O CEO da Lumentum, Michael Hurlston, disse à RAISE Summit em Paris que o fosfeto de índio, o semicondutor composto dentro de cada laser de data center de IA, está entrando em uma crise de fornecimento que excederá as escassez de DRAM e NAND. A Lumentum está enviando 30% abaixo da demanda dos clientes—acima de um intervalo de 25–30% em um trimestre anterior.
Em março, a Nvidia fez transferências de $2 bilhões cada para a Lumentum e Coherent, os dois fornecedores que fazem a maioria dos lasers de datacom de alta velocidade do mundo. Hurlston disse: "Entre os dois, não acho que conseguimos atender à demanda que a Nvidia e outros estão nos colocando."
O fosfeto de índio com bandgap direto de 1.34 eV converte corrente elétrica em fótons eficientemente. O bandgap indireto do silício não consegue gerar fótons—apenas guiá-los, dividi-los e modulá-los. Cada plataforma de fotônica de silício em produção requer um laser de fosfeto de índio: Spectrum-X e Quantum-X da Nvidia, Broadcom, Marvell e Cisco. A óptica co-empacotada desloca a demanda em direção a fontes de onda contínua de alta potência e módulos externos de laser que alimentam múltiplos canais, que são mais difíceis de construir do que plugáveis.
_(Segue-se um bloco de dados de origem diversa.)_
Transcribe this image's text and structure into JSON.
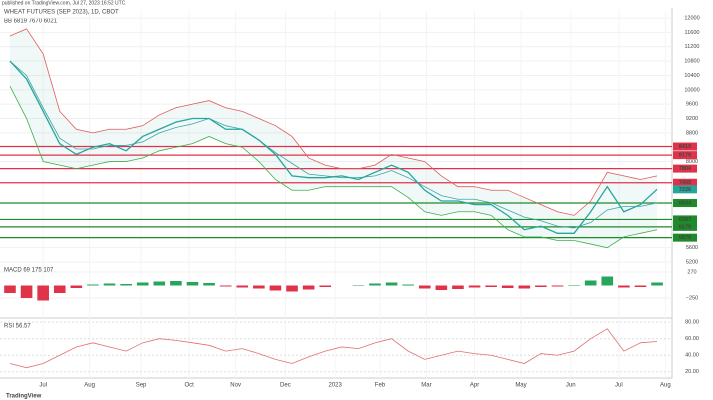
{
  "chart_data": {
    "type": "line",
    "title": "WHEAT FUTURES (SEP 2023), 1D, CBOT",
    "subtitle": "published on TradingView.com, Jul 27, 2023 16:52 UTC",
    "indicator_label": "BB 6819 7670 6021",
    "brand": "TradingView",
    "xticks": [
      {
        "value": 2,
        "label": "Jul"
      },
      {
        "value": 4.8,
        "label": "Aug"
      },
      {
        "value": 7.9,
        "label": "Sep"
      },
      {
        "value": 10.8,
        "label": "Oct"
      },
      {
        "value": 13.6,
        "label": "Nov"
      },
      {
        "value": 16.6,
        "label": "Dec"
      },
      {
        "value": 19.6,
        "label": "2023"
      },
      {
        "value": 22.3,
        "label": "Feb"
      },
      {
        "value": 25.1,
        "label": "Mar"
      },
      {
        "value": 28,
        "label": "Apr"
      },
      {
        "value": 30.8,
        "label": "May"
      },
      {
        "value": 33.8,
        "label": "Jun"
      },
      {
        "value": 36.7,
        "label": "Jul"
      },
      {
        "value": 39.5,
        "label": "Aug"
      }
    ],
    "xlim": [
      -0.3,
      39.6
    ],
    "ylim": [
      5200,
      12225
    ],
    "yticks": [
      12000,
      11600,
      11200,
      10800,
      10400,
      10000,
      9600,
      9200,
      8800,
      8000,
      5600,
      5200
    ],
    "grid": true,
    "series": [
      {
        "name": "Price",
        "color": "#26a69a",
        "values": [
          10800,
          10300,
          9400,
          8500,
          8200,
          8400,
          8500,
          8300,
          8700,
          8900,
          9100,
          9200,
          9200,
          8900,
          8900,
          8600,
          8200,
          7600,
          7550,
          7550,
          7600,
          7500,
          7700,
          7900,
          7700,
          7200,
          6900,
          6900,
          6800,
          6800,
          6500,
          6100,
          6200,
          6000,
          6000,
          6600,
          7300,
          6600,
          6800,
          7226
        ]
      },
      {
        "name": "BB Upper",
        "color": "#e05a5a",
        "values": [
          11500,
          11700,
          11000,
          9400,
          8900,
          8800,
          8900,
          8900,
          9000,
          9300,
          9500,
          9600,
          9700,
          9500,
          9400,
          9200,
          9000,
          8700,
          8100,
          7900,
          7800,
          7800,
          7900,
          8200,
          8100,
          8000,
          7600,
          7300,
          7300,
          7200,
          7200,
          7000,
          6800,
          6600,
          6500,
          6900,
          7700,
          7600,
          7500,
          7600
        ]
      },
      {
        "name": "BB Basis",
        "color": "#3aa6a6",
        "values": [
          10800,
          10400,
          9500,
          8650,
          8350,
          8350,
          8450,
          8450,
          8550,
          8800,
          8950,
          9050,
          9200,
          9000,
          8900,
          8600,
          8250,
          7950,
          7650,
          7600,
          7550,
          7550,
          7600,
          7750,
          7550,
          7300,
          7050,
          6950,
          6950,
          6850,
          6650,
          6450,
          6350,
          6200,
          6150,
          6300,
          6650,
          6750,
          6750,
          6850
        ]
      },
      {
        "name": "BB Lower",
        "color": "#3fae4a",
        "values": [
          10100,
          9200,
          8000,
          7900,
          7800,
          7900,
          8000,
          8000,
          8100,
          8300,
          8400,
          8500,
          8700,
          8500,
          8400,
          8000,
          7500,
          7200,
          7200,
          7300,
          7300,
          7300,
          7300,
          7300,
          7000,
          6600,
          6500,
          6600,
          6600,
          6500,
          6100,
          5900,
          5900,
          5800,
          5800,
          5700,
          5600,
          5900,
          6000,
          6100
        ]
      }
    ],
    "levels": [
      {
        "value": 8419,
        "color": "#e0334a"
      },
      {
        "value": 8179,
        "color": "#e0334a"
      },
      {
        "value": 7804,
        "color": "#e0334a"
      },
      {
        "value": 7409,
        "color": "#e0334a"
      },
      {
        "value": 6844,
        "color": "#1e8a2a"
      },
      {
        "value": 6387,
        "color": "#1e8a2a"
      },
      {
        "value": 6179,
        "color": "#1e8a2a"
      },
      {
        "value": 5879,
        "color": "#1e8a2a"
      }
    ],
    "macd": {
      "label": "MACD 69 175 107",
      "ylim": [
        -650,
        470
      ],
      "yticks": [
        {
          "value": 270,
          "label": "270"
        },
        {
          "value": -250,
          "label": "−250"
        }
      ],
      "up_color": "#26a65a",
      "down_color": "#e0334a",
      "values": [
        -150,
        -250,
        -300,
        -150,
        -50,
        20,
        40,
        30,
        60,
        80,
        90,
        70,
        50,
        -20,
        -40,
        -60,
        -100,
        -120,
        -80,
        -30,
        0,
        10,
        40,
        60,
        20,
        -60,
        -90,
        -70,
        -40,
        -30,
        -50,
        -60,
        -30,
        -20,
        10,
        100,
        180,
        -40,
        -30,
        60
      ]
    },
    "rsi": {
      "label": "RSI 56.57",
      "color": "#e07070",
      "ylim": [
        12.5,
        85
      ],
      "yticks": [
        {
          "value": 80,
          "label": "80.00"
        },
        {
          "value": 60,
          "label": "60.00"
        },
        {
          "value": 40,
          "label": "40.00"
        },
        {
          "value": 20,
          "label": "20.00"
        }
      ],
      "values": [
        30,
        25,
        30,
        40,
        50,
        55,
        50,
        45,
        55,
        60,
        58,
        55,
        52,
        45,
        48,
        42,
        35,
        30,
        38,
        45,
        50,
        48,
        55,
        60,
        45,
        35,
        40,
        45,
        42,
        40,
        35,
        30,
        42,
        40,
        45,
        60,
        72,
        45,
        55,
        56.57
      ]
    }
  }
}
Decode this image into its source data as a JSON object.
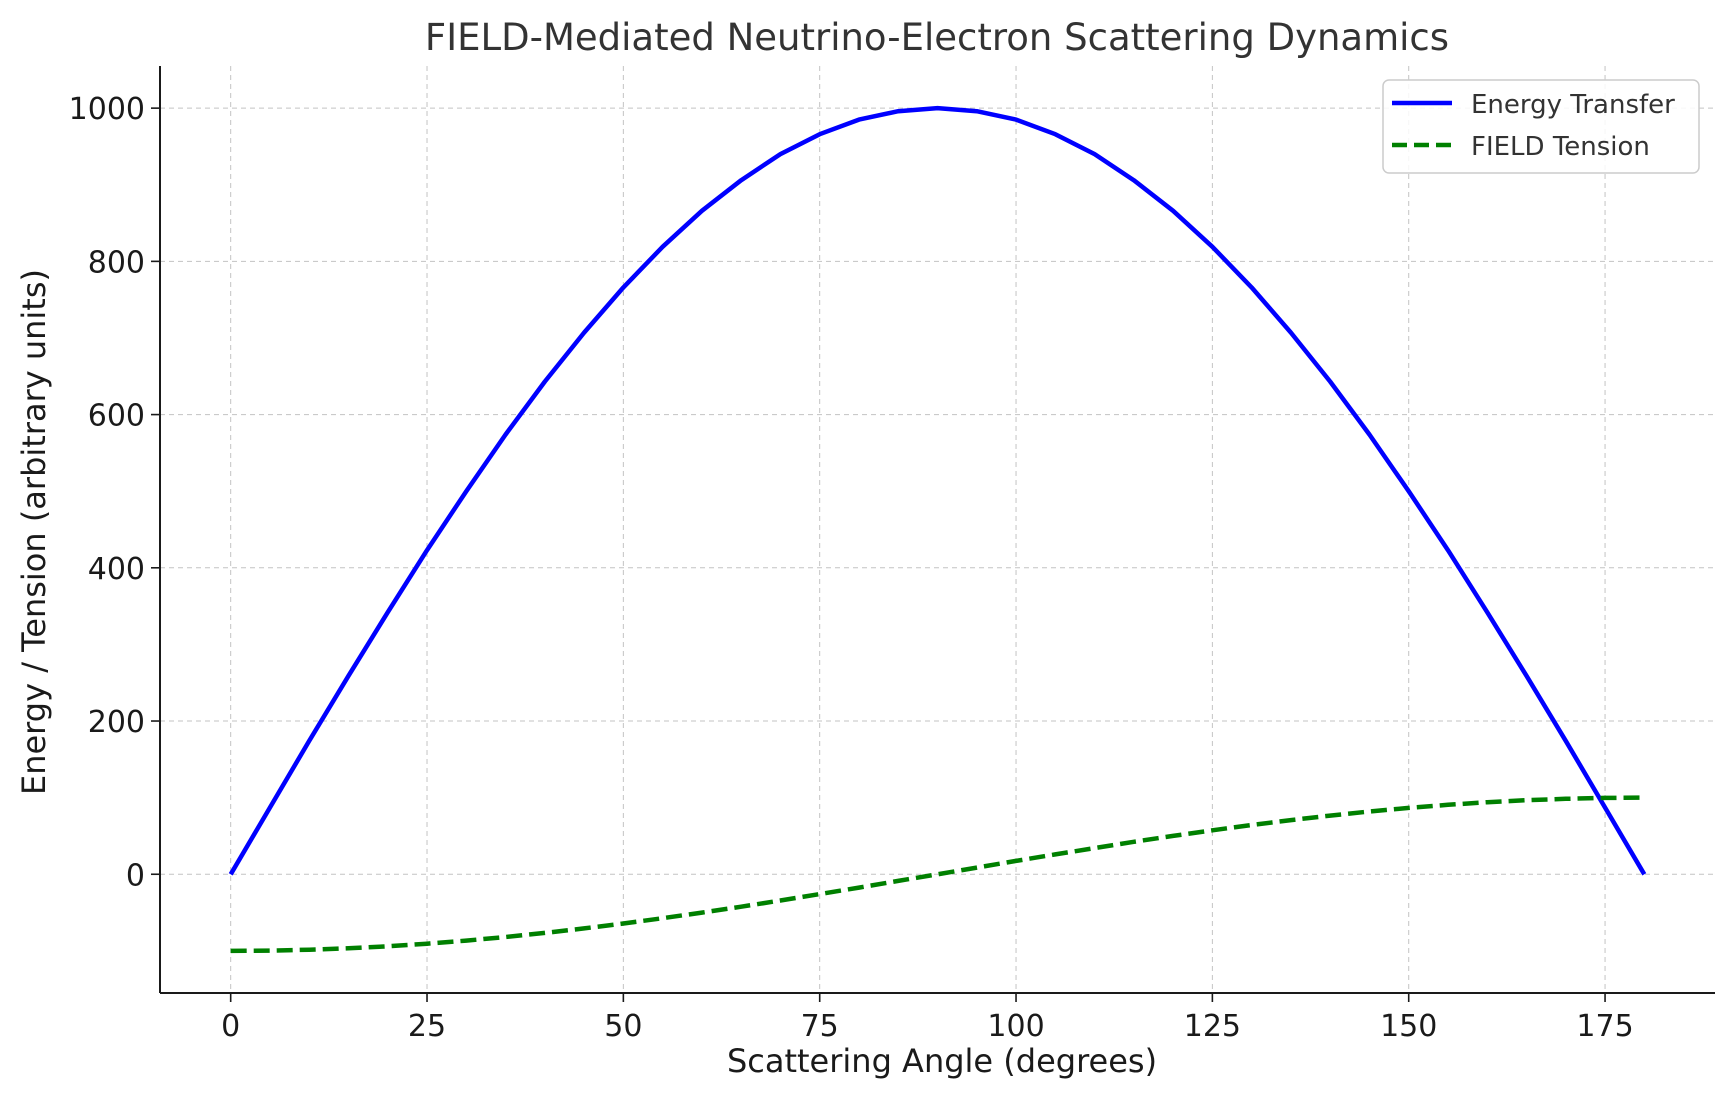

A demanda se acumula em cada nível de velocidade. Um transceptor de 800G usa quatro canais ópticos; um módulo de 1.6T usa oito, dobrando o conteúdo de fosfeto de índio por módulo no próximo passo. O switch Quantum-X da Nvidia carrega 18 motores de fotônica de silício por unidade. Um motor óptico de 1.6T requer mais de 300% de maior área de substrato do que 800G. Lumentum ($808.4M em receita do Q3, acima de 90% em ano) e Coherent ($1.8B, acima de 21%, com acúmulo até 2028) ambas estão crescendo rapidamente e perdendo terreno em oferta.
A Coherent está fazendo o progresso mais rápido. Sua linha de fosfeto de índio de 6 polegadas produz mais de quatro vezes mais dispositivos do que a linha de 3 polegadas a menos da metade do custo. A capacidade interna dobrará em junho de 2026, um trimestre antes do previsto, então dobrará novamente até o final de 2027. A Lumentum projeta um aumento de oferta de 50% de um trimestre de dezembro para o próximo. Sua quinta fab—uma planta GaAs da Qorvo convertida em Greensboro, NC—entra em produção em torno de 2028.
O índio é um subproduto do refino de zinco e não pode ser escalado independentemente. A China representa aproximadamente 760 de aproximadamente 1.100 toneladas de índio primário refinado global, cerca de 69%. As exportações de índio não trabalhado caíram 72% ano a ano entre setembro de 2024 e setembro de 2025 após Pequim impor controles de exportação em fevereiro de 2024. A subsidiária Tongmei da AXT exigiu permissões de exportação do Ministério do Comércio antes de retomar remessas de substrato. Os preços de índio em armazém dos EUA tiveram média de $390 por quilograma em 2025, acima de $340 em 2024. Wafers de fosfeto de índio não são produzidos em volume significativo nos EUA, e os fabs que a Nvidia está financiando ficam a jusante do regime de licenciamento da China.
O preço parou de limpar este mercado. Grandes compradores de IA fecharam acordos de fornecimento de longo prazo com Lumentum e Coherent, deslocando preços spot com alocação. Compradores menores não têm acesso. Os tempos de entrega de equipamentos para nova capacidade de fosfeto de índio se estendem de 18 a 24 meses. Novas fabs levam anos. A previsão de abril de 2026 da LightCounting corrobora a figura de 30% demanda-acima-oferta e projeta escassez sendo resolvida até o final de 2026. Mas mantém crescimento mais conservador para 2027–2031 após uma expansão prevista de 65% de transceptor Ethernet em 2026—sinalizando que o aperto atual será recalibrado, não sustentado.
Para arquitetos de clusters fornecendo construções de 2026 e 2027, lasers de fosfeto de índio são um item de lista de materiais BOM de longo prazo e controlado por alocação. A gestão de risco começa na fase de projeto, não na aquisição.